Re: [Numpy-discussion] Rolling window (moving average, moving std, and more)

2011-01-03 Thread Erik Rigtorp
On Mon, Jan 3, 2011 at 05:13, Sebastian Haase seb.ha...@gmail.com wrote:
 Hi Erik,
 This is really neat !  Do I understand correctly, that you mean by
 stride tricks, that your rolling_window is _not_ allocating any new
 memory ?
Yes, it's only a view.

 IOW, If I have a large array using 500MB of memory, say of float32 of
 shape 125,1000,1000 and I want the last axis rolling of window size
 11, what would the peak memory usage of that operation be ?
It's only a view of the array, no copying is done. Though some
operations like np.std()  will copy the array, but that's more of a
bug.
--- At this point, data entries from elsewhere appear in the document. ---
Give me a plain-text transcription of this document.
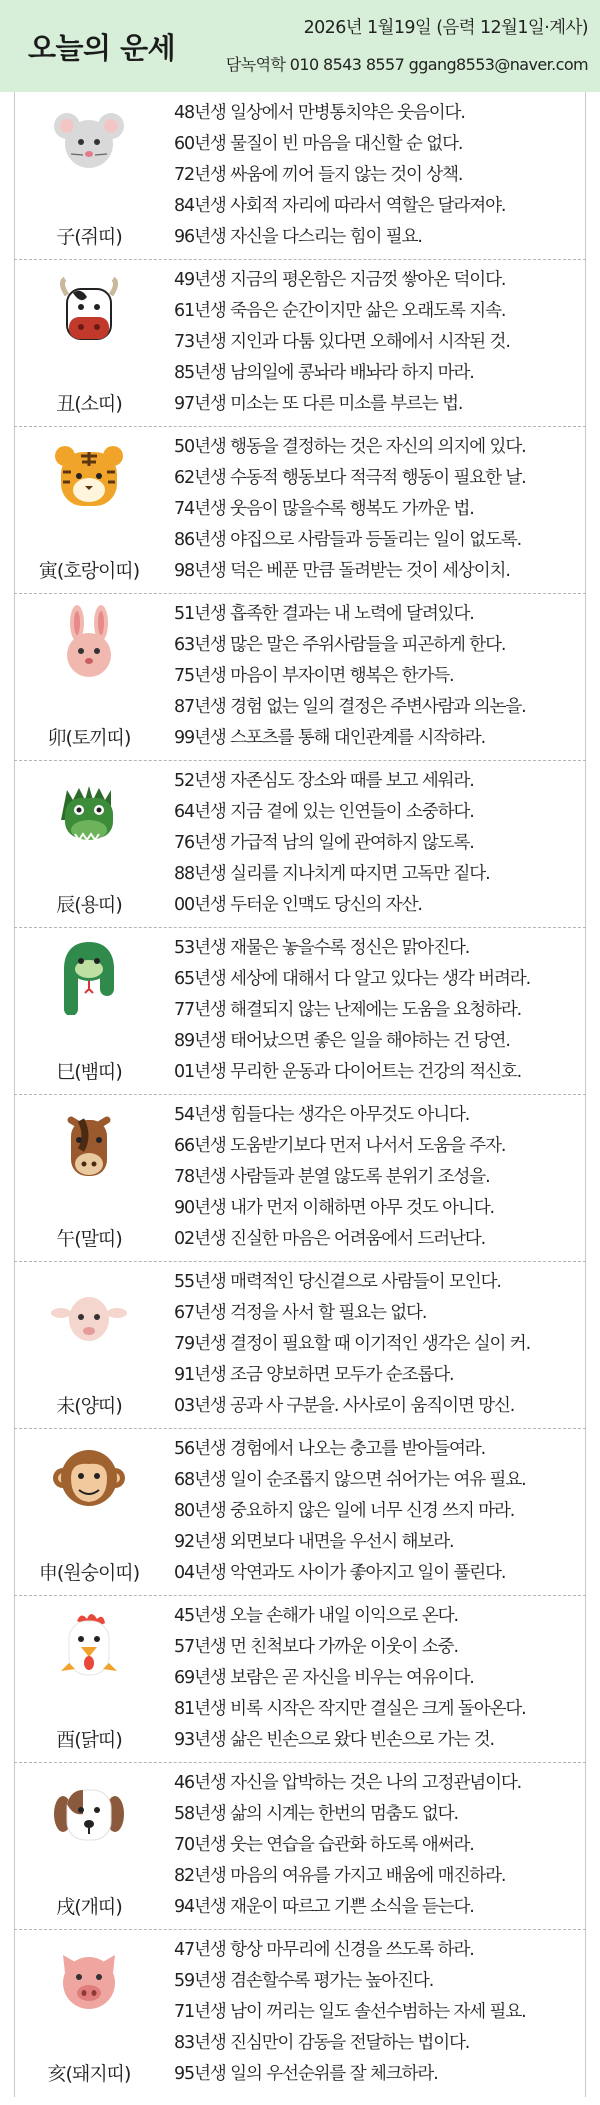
오늘의 운세
2026년 1월19일 (음력 12월1일·계사)
담녹역학 010 8543 8557 ggang8553@naver.com
子(쥐띠)
48년생 일상에서 만병통치약은 웃음이다.
60년생 물질이 빈 마음을 대신할 순 없다.
72년생 싸움에 끼어 들지 않는 것이 상책.
84년생 사회적 자리에 따라서 역할은 달라져야.
96년생 자신을 다스리는 힘이 필요.
丑(소띠)
49년생 지금의 평온함은 지금껏 쌓아온 덕이다.
61년생 죽음은 순간이지만 삶은 오래도록 지속.
73년생 지인과 다툼 있다면 오해에서 시작된 것.
85년생 남의일에 콩놔라 배놔라 하지 마라.
97년생 미소는 또 다른 미소를 부르는 법.
寅(호랑이띠)
50년생 행동을 결정하는 것은 자신의 의지에 있다.
62년생 수동적 행동보다 적극적 행동이 필요한 날.
74년생 웃음이 많을수록 행복도 가까운 법.
86년생 야집으로 사람들과 등돌리는 일이 없도록.
98년생 덕은 베푼 만큼 돌려받는 것이 세상이치.
卯(토끼띠)
51년생 흡족한 결과는 내 노력에 달려있다.
63년생 많은 말은 주위사람들을 피곤하게 한다.
75년생 마음이 부자이면 행복은 한가득.
87년생 경험 없는 일의 결정은 주변사람과 의논을.
99년생 스포츠를 통해 대인관계를 시작하라.
辰(용띠)
52년생 자존심도 장소와 때를 보고 세워라.
64년생 지금 곁에 있는 인연들이 소중하다.
76년생 가급적 남의 일에 관여하지 않도록.
88년생 실리를 지나치게 따지면 고독만 짙다.
00년생 두터운 인맥도 당신의 자산.
巳(뱀띠)
53년생 재물은 놓을수록 정신은 맑아진다.
65년생 세상에 대해서 다 알고 있다는 생각 버려라.
77년생 해결되지 않는 난제에는 도움을 요청하라.
89년생 태어났으면 좋은 일을 해야하는 건 당연.
01년생 무리한 운동과 다이어트는 건강의 적신호.
午(말띠)
54년생 힘들다는 생각은 아무것도 아니다.
66년생 도움받기보다 먼저 나서서 도움을 주자.
78년생 사람들과 분열 않도록 분위기 조성을.
90년생 내가 먼저 이해하면 아무 것도 아니다.
02년생 진실한 마음은 어려움에서 드러난다.
未(양띠)
55년생 매력적인 당신곁으로 사람들이 모인다.
67년생 걱정을 사서 할 필요는 없다.
79년생 결정이 필요할 때 이기적인 생각은 실이 커.
91년생 조금 양보하면 모두가 순조롭다.
03년생 공과 사 구분을. 사사로이 움직이면 망신.
申(원숭이띠)
56년생 경험에서 나오는 충고를 받아들여라.
68년생 일이 순조롭지 않으면 쉬어가는 여유 필요.
80년생 중요하지 않은 일에 너무 신경 쓰지 마라.
92년생 외면보다 내면을 우선시 해보라.
04년생 악연과도 사이가 좋아지고 일이 풀린다.
酉(닭띠)
45년생 오늘 손해가 내일 이익으로 온다.
57년생 먼 친척보다 가까운 이웃이 소중.
69년생 보람은 곧 자신을 비우는 여유이다.
81년생 비록 시작은 작지만 결실은 크게 돌아온다.
93년생 삶은 빈손으로 왔다 빈손으로 가는 것.
戌(개띠)
46년생 자신을 압박하는 것은 나의 고정관념이다.
58년생 삶의 시계는 한번의 멈춤도 없다.
70년생 웃는 연습을 습관화 하도록 애써라.
82년생 마음의 여유를 가지고 배움에 매진하라.
94년생 재운이 따르고 기쁜 소식을 듣는다.
亥(돼지띠)
47년생 항상 마무리에 신경을 쓰도록 하라.
59년생 겸손할수록 평가는 높아진다.
71년생 남이 꺼리는 일도 솔선수범하는 자세 필요.
83년생 진심만이 감동을 전달하는 법이다.
95년생 일의 우선순위를 잘 체크하라.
In general It's hard to imagine any speedup gains by copying a
10GB array.

 How about renaming the option `window` to `window_size`  (first I was
 thinking of things like hamming and hanning windows...)... ?
Sounds fare.
___
NumPy-Discussion mailing list
NumPy-Discussion@scipy.org
http://mail.scipy.org/mailman/listinfo/numpy-discussion


Re: [Numpy-discussion] Rolling window (moving average, moving std, and more)

2011-01-03 Thread Erik Rigtorp
On Mon, Jan 3, 2011 at 10:52, Keith Goodman kwgood...@gmail.com wrote:
 On Mon, Jan 3, 2011 at 7:41 AM, Erik Rigtorp e...@rigtorp.com wrote:
 On Mon, Jan 3, 2011 at 10:36, Keith Goodman kwgood...@gmail.com wrote:
 On Mon, Jan 3, 2011 at 5:37 AM, Erik Rigtorp e...@rigtorp.com wrote:

 It's only a view of the array, no copying is done. Though some
 operations like np.std()  will copy the array, but that's more of a
 bug. In general It's hard to imagine any speedup gains by copying a
 10GB array.

 I don't think that np.std makes a copy of the input data if the input
 is an array. If the input is, for example, a list, then an array is
 created.

 When I tried it on a big array, it tried to allocate a huge amount of
 memory. As I said it's probably a bug.

 Yes, that would be a big bug.

 np.std does have to initialize the output array. If the window size is
 small compared to arr.shape[axis] then the memory taken by the output
 array is of the same order as that of the input array. Could that be
 what you are seeing?

 a = np.arange(10)

 Small window, output array shape (8,):

 rolling_window(a, 2)
 array([[0, 1],
       [1, 2],
       [2, 3],
       [3, 4],
       [4, 5],
       [5, 6],
       [6, 7],
       [7, 8],
       [8, 9]])

 Big window, output array shape (2,):

 rolling_window(a, 9)
 array([[0, 1, 2, 3, 4, 5, 6, 7, 8],
       [1, 2, 3, 4, 5, 6, 7, 8, 9]])

No the array was (500,2000) and i did np.std(rolling_window(a,252),-1)
and it started to allocate  2GB.
___
NumPy-Discussion mailing list
NumPy-Discussion@scipy.org
http://mail.scipy.org/mailman/listinfo/numpy-discussion


Re: [Numpy-discussion] Rolling window (moving average, moving std, and more)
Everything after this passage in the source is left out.